Year 2: The automation is now itself legacy. Someone proposes automating the automation. The cycle repeats.
I’m not against automation. I’ve built automation I’m proud of. But the best automation I ever built came after I deeply understood the manual process, after I understood why it was manual in the first place, and after I was honest about whether automation was solving the actual problem or just making me feel better about it.
The question worth asking
Before you automate something, try this:
Instead of “how do we automate this?” ask “what is the actual cost of not automating this?”
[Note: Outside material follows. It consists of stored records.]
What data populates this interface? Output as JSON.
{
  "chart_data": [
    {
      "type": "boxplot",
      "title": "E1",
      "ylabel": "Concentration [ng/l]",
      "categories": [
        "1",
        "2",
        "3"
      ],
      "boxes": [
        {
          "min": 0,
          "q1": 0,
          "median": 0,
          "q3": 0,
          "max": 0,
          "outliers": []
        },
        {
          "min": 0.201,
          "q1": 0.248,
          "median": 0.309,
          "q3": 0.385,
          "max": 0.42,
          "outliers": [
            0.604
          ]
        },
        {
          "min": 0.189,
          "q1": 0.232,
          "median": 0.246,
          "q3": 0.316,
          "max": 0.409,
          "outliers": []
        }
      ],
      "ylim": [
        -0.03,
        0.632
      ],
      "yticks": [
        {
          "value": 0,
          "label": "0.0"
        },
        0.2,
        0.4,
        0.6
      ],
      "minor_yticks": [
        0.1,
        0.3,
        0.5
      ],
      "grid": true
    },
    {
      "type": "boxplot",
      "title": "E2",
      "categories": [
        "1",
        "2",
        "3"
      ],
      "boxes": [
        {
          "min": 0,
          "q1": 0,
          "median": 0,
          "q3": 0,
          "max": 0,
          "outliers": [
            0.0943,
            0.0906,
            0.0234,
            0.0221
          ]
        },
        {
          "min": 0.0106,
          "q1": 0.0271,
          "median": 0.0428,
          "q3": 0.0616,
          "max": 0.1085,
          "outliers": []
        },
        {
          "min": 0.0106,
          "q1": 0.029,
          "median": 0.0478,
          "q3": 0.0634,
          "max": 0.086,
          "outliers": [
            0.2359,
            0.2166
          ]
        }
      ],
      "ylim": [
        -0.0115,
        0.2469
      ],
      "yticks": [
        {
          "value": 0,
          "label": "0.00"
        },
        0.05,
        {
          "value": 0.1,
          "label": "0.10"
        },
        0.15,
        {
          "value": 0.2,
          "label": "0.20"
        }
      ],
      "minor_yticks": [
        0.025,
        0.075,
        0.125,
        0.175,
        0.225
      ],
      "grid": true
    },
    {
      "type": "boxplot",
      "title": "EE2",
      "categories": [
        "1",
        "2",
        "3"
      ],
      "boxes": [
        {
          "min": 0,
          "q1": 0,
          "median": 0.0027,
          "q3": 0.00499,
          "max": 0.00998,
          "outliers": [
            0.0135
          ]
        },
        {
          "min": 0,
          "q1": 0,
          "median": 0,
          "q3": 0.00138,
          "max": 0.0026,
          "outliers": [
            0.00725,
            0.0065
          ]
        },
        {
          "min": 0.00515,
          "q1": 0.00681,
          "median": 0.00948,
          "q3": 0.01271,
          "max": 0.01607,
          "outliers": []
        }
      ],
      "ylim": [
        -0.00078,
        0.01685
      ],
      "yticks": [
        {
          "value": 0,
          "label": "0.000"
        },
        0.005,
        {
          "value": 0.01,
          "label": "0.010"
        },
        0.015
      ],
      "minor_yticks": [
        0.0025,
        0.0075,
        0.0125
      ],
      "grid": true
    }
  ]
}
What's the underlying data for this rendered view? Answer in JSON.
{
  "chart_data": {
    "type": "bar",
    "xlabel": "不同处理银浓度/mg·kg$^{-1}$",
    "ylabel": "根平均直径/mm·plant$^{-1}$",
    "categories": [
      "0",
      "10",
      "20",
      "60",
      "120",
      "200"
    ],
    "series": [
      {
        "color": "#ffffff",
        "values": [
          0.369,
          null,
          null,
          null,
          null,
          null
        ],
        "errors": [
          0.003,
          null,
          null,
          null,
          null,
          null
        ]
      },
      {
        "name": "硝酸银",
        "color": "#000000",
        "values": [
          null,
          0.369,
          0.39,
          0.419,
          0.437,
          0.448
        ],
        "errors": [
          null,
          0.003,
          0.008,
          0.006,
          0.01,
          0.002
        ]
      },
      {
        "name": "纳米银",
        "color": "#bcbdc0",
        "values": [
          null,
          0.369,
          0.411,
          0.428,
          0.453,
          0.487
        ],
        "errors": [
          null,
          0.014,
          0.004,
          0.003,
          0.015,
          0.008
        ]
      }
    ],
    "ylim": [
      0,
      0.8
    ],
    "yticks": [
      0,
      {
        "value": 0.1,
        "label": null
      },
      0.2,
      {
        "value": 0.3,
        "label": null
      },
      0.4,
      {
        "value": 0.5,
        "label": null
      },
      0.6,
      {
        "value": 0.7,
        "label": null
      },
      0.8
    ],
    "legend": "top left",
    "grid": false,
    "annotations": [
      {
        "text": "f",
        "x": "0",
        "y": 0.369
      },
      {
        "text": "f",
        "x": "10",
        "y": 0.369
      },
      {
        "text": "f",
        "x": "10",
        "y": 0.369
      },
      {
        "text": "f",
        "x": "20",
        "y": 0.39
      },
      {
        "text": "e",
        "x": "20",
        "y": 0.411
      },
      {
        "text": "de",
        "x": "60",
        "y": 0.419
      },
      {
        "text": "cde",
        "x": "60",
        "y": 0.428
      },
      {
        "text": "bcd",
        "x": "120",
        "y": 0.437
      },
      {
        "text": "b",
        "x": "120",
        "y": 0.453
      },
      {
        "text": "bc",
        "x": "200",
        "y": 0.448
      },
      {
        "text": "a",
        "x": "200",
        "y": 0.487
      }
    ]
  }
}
Not the theoretical cost. Not the “at scale” cost. The actual, current, measurable cost.
If the answer is “it takes someone 20 minutes once a month,” maybe the root cause of your frustration isn’t the manual process. Maybe it’s that your team is stretched too thin and every 20-minute task feels like a crisis. That’s a staffing problem. Automation won’t fix it — it’ll just move the stress somewhere else.
If the answer is “it’s error-prone and has caused three incidents this quarter,” now we’re talking. But even then — is the root cause the manual step, or is it that the process was poorly designed? Automating a bad process gives you a bad process that runs faster.
Let’s root cause this
The tech industry has a pattern: take a genuinely useful practice, strip away all the nuance, package it as an absolute, and sell it as the answer.
Agile became “just do standups.” DevOps became “just use Kubernetes.” Automation became “just automate it.” And now AI is becoming “just let the agent do it.”
Each cycle, the promise gets bigger and the understanding gap gets wider. A bash script you don’t maintain is a nuisance. An AI agent you don’t understand is a liability — one that sounds confident while it’s wrong.
The root cause is always the same: we want simple answers to complex problems. We want to skip the understanding and jump to the solution. We want the five-minute LinkedIn video, not the six-month learning curve. And now we want the AI to do the understanding for us, so we never have to do it at all.
But the people who’ve been in the trenches long enough know: the understanding is the solution. Everything else — the scripts, the pipelines, the copilots, the agents — is only as good as the understanding behind it.
Automate what you understand. Use AI to accelerate what you already know. But the moment you’re automating to avoid understanding? That’s not engineering. That’s debt. And unlike the technical kind, this debt compounds in ways nobody has a dashboard for yet.